Cytokine expression by PHA-P-stimulated BMCs from piglets treated with heat-killed E. coli, LPS, MDP, or PBS (control). Blood was collected from piglets at 45 days of age, postsensitization to ovomucoid. Blood mononuclear cells (BMCs) from each pig were isolated on a density gradient of Histopaque (Sigma-Aldrich) and cultured at 2.5 × 10⁶ cells/ml for 96 h, stimulated with 10 μg/ml of PHA-P (Sigma-Aldrich). Culture supernatant was collected and stored at −80°C. Cytokine concentration was measured using capture enzyme-linked immunosorbent assay (Invitrogen, IL-10 and IL-4; Kingfisher, IL-17; R&D Systems, IL-12). The concentration of IL-17 was lower in the supernatant of BMCs from E. coli-treated (n = 11) pigs than from all others. No difference in the expression of IL-4 was noted from the supernatant of cells from pigs in each treatment group. Cells from piglets treated with MDP (n = 16) and PBS (n = 49, pooled across all litters) had an increased expression of IL-10 compared to that in E. coli-treated pigs. Cells from MDP-treated pigs trended toward increased IL-10 production compared to cells from LPS-treated (n = 15) pigs. The concentration of IL-12 was lower in supernatant from cells of E. coli-treated pigs than in any other treatment group (unpaired t test, Welch's correction applied when necessary, significance taken at P < 0.05, trends at P < 0.1). Please note the difference in scale on the y axis.

Fig 5

Ratio of cytokine expression by PHA-P-stimulated BMCs from pigs treated with heat-killed E. coli, LPS, MDP, or PBS (control). Blood was collected from pigs at 45 days of age, postsensitization to ovomucoid. BMCs were isolated using a density gradient of Histopaque (Sigma-Aldrich) and cultured at 2.5 × 10⁶ cells/ml for 96 h, stimulated with 10 μg/ml of PHA-P (Sigma-Aldrich). Culture supernatant was collected and stored at −80°C. The concentrations of cytokines were measured using capture enzyme-linked immunosorbent assay (Invitrogen, IL-10; Kingfisher, IL-17; R&D Systems, IL-12). Ratios of cytokines were calculated to elucidate possible bias as a result of treatment. There was a trend toward an increased ratio of IL-17 to IL-10 in cells from LPS-treated pigs (n = 15) compared to those from pigs treated with E. coli (n = 11). The ratio of IL-17 to IL-12 was greater in supernatant from cells of PBS-treated pigs (n = 49, pooled across all litters) than in cells from LPS-treated pigs. In cells from LPS-treated pigs, the ratio of IL-10 to IL-12 was less than that in cells from all other treatment groups (unpaired t test, Welch's correction applied when necessary, significance taken at P < 0.05, trends at P < 0.1).

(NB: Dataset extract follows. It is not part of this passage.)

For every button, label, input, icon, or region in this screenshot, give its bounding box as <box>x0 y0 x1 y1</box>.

Please note difference in scale.

Fig 6

Percentage of T-regulatory cells from blood of pigs treated with heat-killed E. coli, LPS, MDP, and PBS (control). Blood was collected from pigs at 45 days of age, postsensitization, prior to oral challenge with egg white and prepared for identification of CD25⁺ FoxP3⁺ T-regs by flow cytometry. Percentage of T-regs was measured from 10 μl of whole blood from each pig. Pigs treated with E. coli (n = 11) had higher percentages of T-regs than all others. Pigs treated with MDP (n = 16) had a lower percentage of T-regs than pigs treated with PBS) (n = 49, pooled across all litters) (unpaired t test, Welch's correction applied when necessary, significance taken at P < 0.05).